ORLANDO, Fla. — Maryland seniors Damonte Dodd and L.G. Gill will be playing the final game(s) of their college careers during the NCAA tournament, where the sixth-seeded Terps take on No. 11 seed Xavier in the NCAA first full round here today at the Amway Center.
Junior guard Melo Trimble might be, too, depending on if he decides to leave College Park and try to forge a professional career. Regardless of what Trimble does next month, what he does against the Musketeers could determine whether Maryland keeps playing.
It has been a successful season, regardless of the way the Terps (24-8) have slipped since their 20-2 start, the best in program history.
Trying to get to the Round of 32 for the third straight year under coach Mark Turgeon and the 15th time in as many tournament appearances dating back to a first-round loss to the College of Charleston in Memphis 20 years ago, Maryland wants to keep the careers of their two seniors and their star going.
"Of course, and especially since it seems how long we've been together," freshman Kevin Huerter said. "Going back to the beginning of the summer for me and all these guys, obviously Melo and Damonte have been playing together for three years. Personally, you hate to see them go, so you want to play as long as they can and make some sort of run."
Said Turgeon, "You always want to keep your season going; you want to coach guys as long as you can possibly coach them. You want to coach this team as long as you can possibly coach them. Every team is different, and we've really enjoyed coaching this team. The seniors have had a good week, and hopefully they play well."
Dodd will have to play better against Xavier than he did in Friday's loss to Northwestern for the Terps to advance. After dunking the game's first basket on a pick-and-roll feed from Trimble, the 6-foot-11 center finished with just four points and two rebounds in 18 minutes.
"It's in the back of your mind, yeah, this is your last go-around," Dodd said Wednesday. "You want to just leave it all out on the floor, but at the same time, I feel me and L.G. can play basketball after this level. Of course you're going to miss the college. It's been a great four years."
Trimble will have to shoot and take care of the ball better than he did against Northwestern to help push Maryland into Saturday's Round of 32. Despite leading the Terps with 20 points on 7-for-14 shooting, Trimble had six of his team's 14 turnovers and missed all four of his 3-pointers.
"For L.G. and Damonte, it's their last tournament; 40 minutes is only promised," Trimble said. "It means a lot, so I just want to go all out for the seniors and play as hard as I can, and hopefully make it more than 40 minutes."
As for whether this will be Trimble's final college game, a player who has been a star nearly from the day he showed up at Maryland is not divulging any plans on whether his mind is made up. Unlike last season, when the decision about turning pro seemed to affect Trimble's play, he said he is focused only on the next opponent.
"I'm really confident about this tournament, things we had to overcome this year, everyone doubting us, and it gives us a lot of confidence," Trimble said. "We had a really good week of practice, so I don't even think about that stuff. I just think about Xavier and take it one game at a time."

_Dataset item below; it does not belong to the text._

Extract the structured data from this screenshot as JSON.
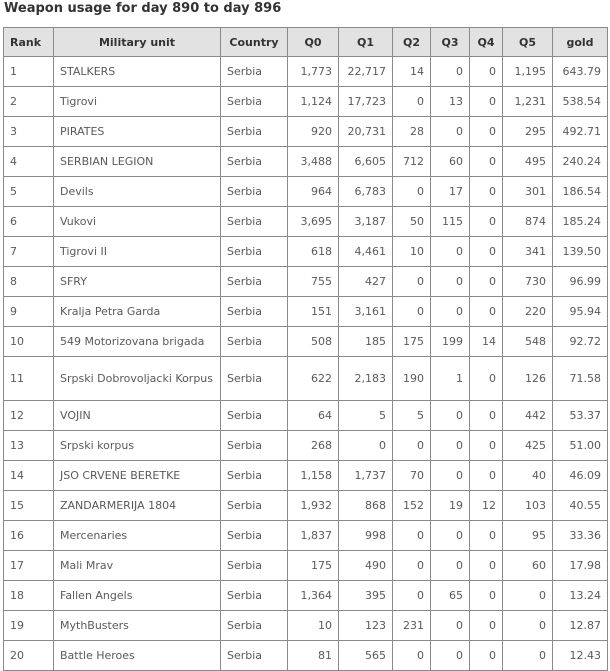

As for Gill, he played a part in Maryland turning a 28-20 first-half deficit to Northwestern into a 36-34 lead. He hit a short turnaround jumper at the halftime horn to put the Terps ahead. The 6-8, 230-pound forward, who joined the Terps as a graduate transfer after three years at Duquesne, had four points, two rebounds and two assists in 14 minutes.
Gill understands the urgency of Thursday's game.
"I definitely want to keep winning, so my season will continue to go on. I want to keep playing as long as I can," Gill said Wednesday. "This tournament means a lot to me, since I've obviously never been to the NCAA tournament. So the more we win, the happier I'll continue to play and the more I get to play."
Dodd is cognizant of the fact that this could be Trimble's final game.
"Melo is a great player. For him, in his mind, and the people returning next year, make this as memorable as possible," Dodd said. "He'll have things to look forward to, but like I've said, you never know what he's going to do. It's his decision and it's up to him to make it as memorable as possible."